- Alkermes stock surged early Friday, gaining more than 30% the morning after the Dublin-headquarted company announced positive results from its third Phase 3 trial of its drug for major depressive disorder.
- The treatment, known as ALKS 5461, met its primary endpoint, significantly reducing depression scores compared to placebo, as measured on both MADRS-6 and MADRS-10 rating scales.
- With positive results in hand, Alkermes said it would soon request a meeting with the Food and Drug Administration to discuss filing for approval. But the fate of ALKS 5461 is still very much in doubt, despite the success.
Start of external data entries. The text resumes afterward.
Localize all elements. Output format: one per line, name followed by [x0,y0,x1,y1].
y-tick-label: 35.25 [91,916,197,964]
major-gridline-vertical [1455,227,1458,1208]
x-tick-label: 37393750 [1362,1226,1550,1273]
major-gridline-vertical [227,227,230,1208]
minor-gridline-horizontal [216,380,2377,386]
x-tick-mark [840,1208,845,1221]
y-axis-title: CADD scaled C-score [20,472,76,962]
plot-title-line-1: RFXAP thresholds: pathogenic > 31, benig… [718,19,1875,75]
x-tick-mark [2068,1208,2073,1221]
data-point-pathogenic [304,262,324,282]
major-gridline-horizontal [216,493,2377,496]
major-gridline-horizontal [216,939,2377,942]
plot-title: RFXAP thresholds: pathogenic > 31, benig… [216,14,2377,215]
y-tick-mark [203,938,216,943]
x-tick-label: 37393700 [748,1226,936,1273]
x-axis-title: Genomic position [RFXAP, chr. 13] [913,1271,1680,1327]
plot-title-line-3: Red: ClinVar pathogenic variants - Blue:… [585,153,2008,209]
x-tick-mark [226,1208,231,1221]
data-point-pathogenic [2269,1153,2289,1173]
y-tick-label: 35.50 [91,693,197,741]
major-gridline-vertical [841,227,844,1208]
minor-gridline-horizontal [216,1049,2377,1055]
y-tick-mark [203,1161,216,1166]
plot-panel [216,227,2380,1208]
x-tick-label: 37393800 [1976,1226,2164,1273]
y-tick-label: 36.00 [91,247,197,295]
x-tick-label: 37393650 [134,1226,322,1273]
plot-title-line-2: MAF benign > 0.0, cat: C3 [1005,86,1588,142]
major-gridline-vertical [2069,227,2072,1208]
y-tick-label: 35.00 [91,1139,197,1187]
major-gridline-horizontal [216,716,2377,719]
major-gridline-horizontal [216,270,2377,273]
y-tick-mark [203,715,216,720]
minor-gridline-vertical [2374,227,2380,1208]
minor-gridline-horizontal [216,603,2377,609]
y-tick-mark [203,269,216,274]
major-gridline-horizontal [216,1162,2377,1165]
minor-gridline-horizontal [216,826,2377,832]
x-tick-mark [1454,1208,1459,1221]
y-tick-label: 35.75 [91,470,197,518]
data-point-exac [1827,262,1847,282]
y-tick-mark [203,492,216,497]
Two previous late-stage studies both failed to show a statistically significant benefit.
With the stock surge Friday morning, Alkermes gained back some of the value it lost when it reported the failures of the two earlier Phase 3 studies in January.
Even with the optimism surrounding the most recent FORWARD-5 study, the case for potential approval of ALKS 5461 is far from a slam-dunk.
"We see the results as a positive surprise, as we were not sure that the modifications made to FORWARD-5 following the failures of FORWARD-3/-4 would be necessarily adequate for success," wrote Jefferies analyst Biren Amin in an note to investors.
Two doses of ALKS 5461 were tested in FORWARD 5, which was separated into two sequential stages. While the higher 2 milligram dose met the prespecified primary endpoint, the lower 1 milligram dose did not separate significantly from the effect seen in the placebo arm.
Alkermes management was eager to move ahead with its filing plans.
"We believe that we have a robust body of evidence to support a regulatory submission for this important new medicine. We’ll request a meeting with the FDA very soon and map out the next steps with the goal of bringing this potential new important treatment option to patients as soon as possible," said Elliot Ehrich, chief medical officer at Alkermes, speaking on an analyst call Thursday.
Alkermes plans to pool data from FORWARD-5 and one of the two earlier Phase 3 studies, FORWARD-4, which shared similar trial designs. While that study missed its primary endpoint, post hoc analyses on the higher dose group showed a significant improvement, Alkermes claimed at the time.
Management was also encouraged by the safety profile of ALKS 5461, with nausea, dizziness and fatigue the most commonly reported adverse events. "The importance of a favorable safety and tolerability profile should not be underestimated in the case of a new potential treatment option for depression," Ehrich said.
While major depressive disorder is still a major unmet need, Alkermes is shooting for approval in an adjunctive setting, which could limit potential market size. Jefferies predicts peak risk-adjusted annual sales of $361 million in 2024.